The problem is that PTC, depending on where you are in the world, is really a generic term and has different meanings. There are very specific implementations of different kinds of positive train control.
The Japanese bullet trains, shinkansen, have had complete automated train control in the cab, not dependent on signals beside the railway lines, since 1964, when those trains started running. As I mentioned, even American steam railways back in the 1920s, the Pennsylvania Railroad, for example, had mechanisms for positive train control, as did the Great Western Railway and other railways in the United Kingdom.

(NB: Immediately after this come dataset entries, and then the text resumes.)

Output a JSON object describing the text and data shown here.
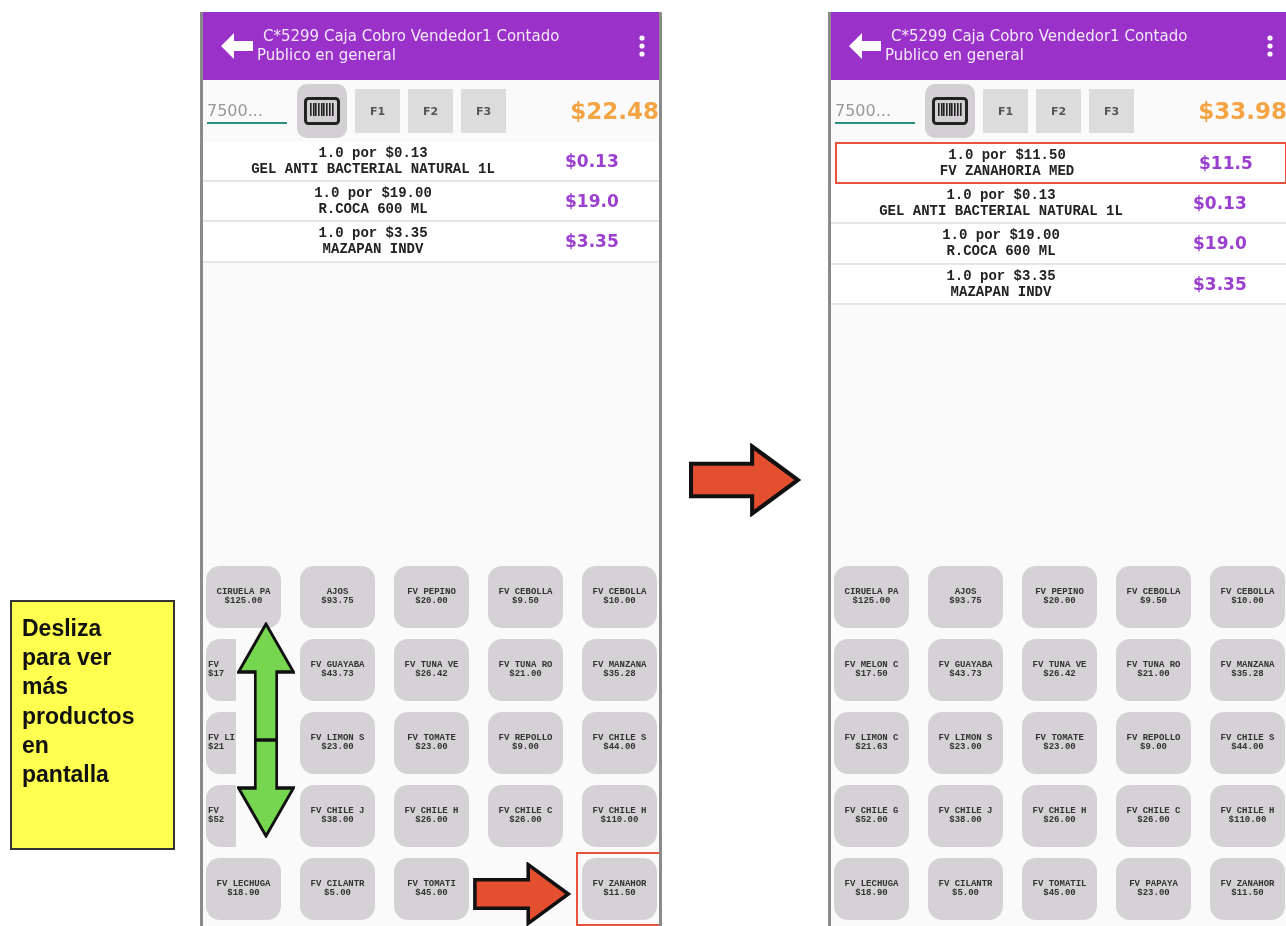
{
  "instruction_note": "Desliza\npara ver\nmás\nproductos\nen\npantalla",
  "screens": [
    {
      "header": {
        "title": "C*5299 Caja Cobro Vendedor1 Contado",
        "subtitle": "Publico en general"
      },
      "code_field": {
        "placeholder": "7500..."
      },
      "function_keys": [
        "F1",
        "F2",
        "F3"
      ],
      "total": "$22.48",
      "cart": [
        {
          "quantity_line": "1.0 por $0.13",
          "name": "GEL ANTI BACTERIAL NATURAL 1L",
          "amount": "$0.13",
          "highlighted": false
        },
        {
          "quantity_line": "1.0 por $19.00",
          "name": "R.COCA 600 ML",
          "amount": "$19.0",
          "highlighted": false
        },
        {
          "quantity_line": "1.0 por $3.35",
          "name": "MAZAPAN INDV",
          "amount": "$3.35",
          "highlighted": false
        }
      ],
      "products": [
        {
          "kind": "full",
          "name": "CIRUELA PA",
          "price": "$125.00",
          "highlighted": false
        },
        {
          "kind": "full",
          "name": "AJOS",
          "price": "$93.75",
          "highlighted": false
        },
        {
          "kind": "full",
          "name": "FV PEPINO",
          "price": "$20.00",
          "highlighted": false
        },
        {
          "kind": "full",
          "name": "FV CEBOLLA",
          "price": "$9.50",
          "highlighted": false
        },
        {
          "kind": "full",
          "name": "FV CEBOLLA",
          "price": "$10.00",
          "highlighted": false
        },
        {
          "kind": "covered",
          "name": "FV",
          "price": "$17",
          "highlighted": false
        },
        {
          "kind": "full",
          "name": "FV GUAYABA",
          "price": "$43.73",
          "highlighted": false
        },
        {
          "kind": "full",
          "name": "FV TUNA VE",
          "price": "$26.42",
          "highlighted": false
        },
        {
          "kind": "full",
          "name": "FV TUNA RO",
          "price": "$21.00",
          "highlighted": false
        },
        {
          "kind": "full",
          "name": "FV MANZANA",
          "price": "$35.28",
          "highlighted": false
        },
        {
          "kind": "covered",
          "name": "FV LI",
          "price": "$21",
          "highlighted": false
        },
        {
          "kind": "full",
          "name": "FV LIMON S",
          "price": "$23.00",
          "highlighted": false
        },
        {
          "kind": "full",
          "name": "FV TOMATE",
          "price": "$23.00",
          "highlighted": false
        },
        {
          "kind": "full",
          "name": "FV REPOLLO",
          "price": "$9.00",
          "highlighted": false
        },
        {
          "kind": "full",
          "name": "FV CHILE S",
          "price": "$44.00",
          "highlighted": false
        },
        {
          "kind": "covered",
          "name": "FV",
          "price": "$52",
          "highlighted": false
        },
        {
          "kind": "full",
          "name": "FV CHILE J",
          "price": "$38.00",
          "highlighted": false
        },
        {
          "kind": "full",
          "name": "FV CHILE H",
          "price": "$26.00",
          "highlighted": false
        },
        {
          "kind": "full",
          "name": "FV CHILE C",
          "price": "$26.00",
          "highlighted": false
        },
        {
          "kind": "full",
          "name": "FV CHILE H",
          "price": "$110.00",
          "highlighted": false
        },
        {
          "kind": "full",
          "name": "FV LECHUGA",
          "price": "$18.90",
          "highlighted": false
        },
        {
          "kind": "full",
          "name": "FV CILANTR",
          "price": "$5.00",
          "highlighted": false
        },
        {
          "kind": "full",
          "name": "FV TOMATI",
          "price": "$45.00",
          "highlighted": false
        },
        {
          "kind": "hidden"
        },
        {
          "kind": "full",
          "name": "FV ZANAHOR",
          "price": "$11.50",
          "highlighted": true
        }
      ],
      "scroll_hint": true,
      "tap_hint": true
    },
    {
      "header": {
        "title": "C*5299 Caja Cobro Vendedor1 Contado",
        "subtitle": "Publico en general"
      },
      "code_field": {
        "placeholder": "7500..."
      },
      "function_keys": [
        "F1",
        "F2",
        "F3"
      ],
      "total": "$33.98",
      "cart": [
        {
          "quantity_line": "1.0 por $11.50",
          "name": "FV ZANAHORIA MED",
          "amount": "$11.5",
          "highlighted": true
        },
        {
          "quantity_line": "1.0 por $0.13",
          "name": "GEL ANTI BACTERIAL NATURAL 1L",
          "amount": "$0.13",
          "highlighted": false
        },
        {
          "quantity_line": "1.0 por $19.00",
          "name": "R.COCA 600 ML",
          "amount": "$19.0",
          "highlighted": false
        },
        {
          "quantity_line": "1.0 por $3.35",
          "name": "MAZAPAN INDV",
          "amount": "$3.35",
          "highlighted": false
        }
      ],
      "products": [
        {
          "kind": "full",
          "name": "CIRUELA PA",
          "price": "$125.00",
          "highlighted": false
        },
        {
          "kind": "full",
          "name": "AJOS",
          "price": "$93.75",
          "highlighted": false
        },
        {
          "kind": "full",
          "name": "FV PEPINO",
          "price": "$20.00",
          "highlighted": false
        },
        {
          "kind": "full",
          "name": "FV CEBOLLA",
          "price": "$9.50",
          "highlighted": false
        },
        {
          "kind": "full",
          "name": "FV CEBOLLA",
          "price": "$10.00",
          "highlighted": false
        },
        {
          "kind": "full",
          "name": "FV MELON C",
          "price": "$17.50",
          "highlighted": false
        },
        {
          "kind": "full",
          "name": "FV GUAYABA",
          "price": "$43.73",
          "highlighted": false
        },
        {
          "kind": "full",
          "name": "FV TUNA VE",
          "price": "$26.42",
          "highlighted": false
        },
        {
          "kind": "full",
          "name": "FV TUNA RO",
          "price": "$21.00",
          "highlighted": false
        },
        {
          "kind": "full",
          "name": "FV MANZANA",
          "price": "$35.28",
          "highlighted": false
        },
        {
          "kind": "full",
          "name": "FV LIMON C",
          "price": "$21.63",
          "highlighted": false
        },
        {
          "kind": "full",
          "name": "FV LIMON S",
          "price": "$23.00",
          "highlighted": false
        },
        {
          "kind": "full",
          "name": "FV TOMATE",
          "price": "$23.00",
          "highlighted": false
        },
        {
          "kind": "full",
          "name": "FV REPOLLO",
          "price": "$9.00",
          "highlighted": false
        },
        {
          "kind": "full",
          "name": "FV CHILE S",
          "price": "$44.00",
          "highlighted": false
        },
        {
          "kind": "full",
          "name": "FV CHILE G",
          "price": "$52.00",
          "highlighted": false
        },
        {
          "kind": "full",
          "name": "FV CHILE J",
          "price": "$38.00",
          "highlighted": false
        },
        {
          "kind": "full",
          "name": "FV CHILE H",
          "price": "$26.00",
          "highlighted": false
        },
        {
          "kind": "full",
          "name": "FV CHILE C",
          "price": "$26.00",
          "highlighted": false
        },
        {
          "kind": "full",
          "name": "FV CHILE H",
          "price": "$110.00",
          "highlighted": false
        },
        {
          "kind": "full",
          "name": "FV LECHUGA",
          "price": "$18.90",
          "highlighted": false
        },
        {
          "kind": "full",
          "name": "FV CILANTR",
          "price": "$5.00",
          "highlighted": false
        },
        {
          "kind": "full",
          "name": "FV TOMATIL",
          "price": "$45.00",
          "highlighted": false
        },
        {
          "kind": "full",
          "name": "FV PAPAYA",
          "price": "$23.00",
          "highlighted": false
        },
        {
          "kind": "full",
          "name": "FV ZANAHOR",
          "price": "$11.50",
          "highlighted": false
        }
      ]
    }
  ],
  "between_arrow": {
    "kind": "right-arrow"
  }
}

The technology has many forms and has evolved in many ways. You have situations like the one in Santiago de Compostela, Spain, where there was an older system interfacing to a more modern system, and the interface itself between the two systems was part of the cause of that accident.
The situation in Canada is that we only have the visual indications and the two engineers in the cab as the way of checking that. In the case of Burlington, that didn't work. There was a third qualified engineer in the cab. Although in training, he was a qualified and experienced engineer. That still did not prevent the misinterpretation of the signals there.
When I say positive train control, I mean a system that provides the second line of defence so that if there is a mistake made, or if a signal malfunctions, as it did at Saint-Charles-de-Bellechasse when the VIA Rail train derailed when the signal was partly obscured, there will be a second line of defence. That is the recommendation of the TSB.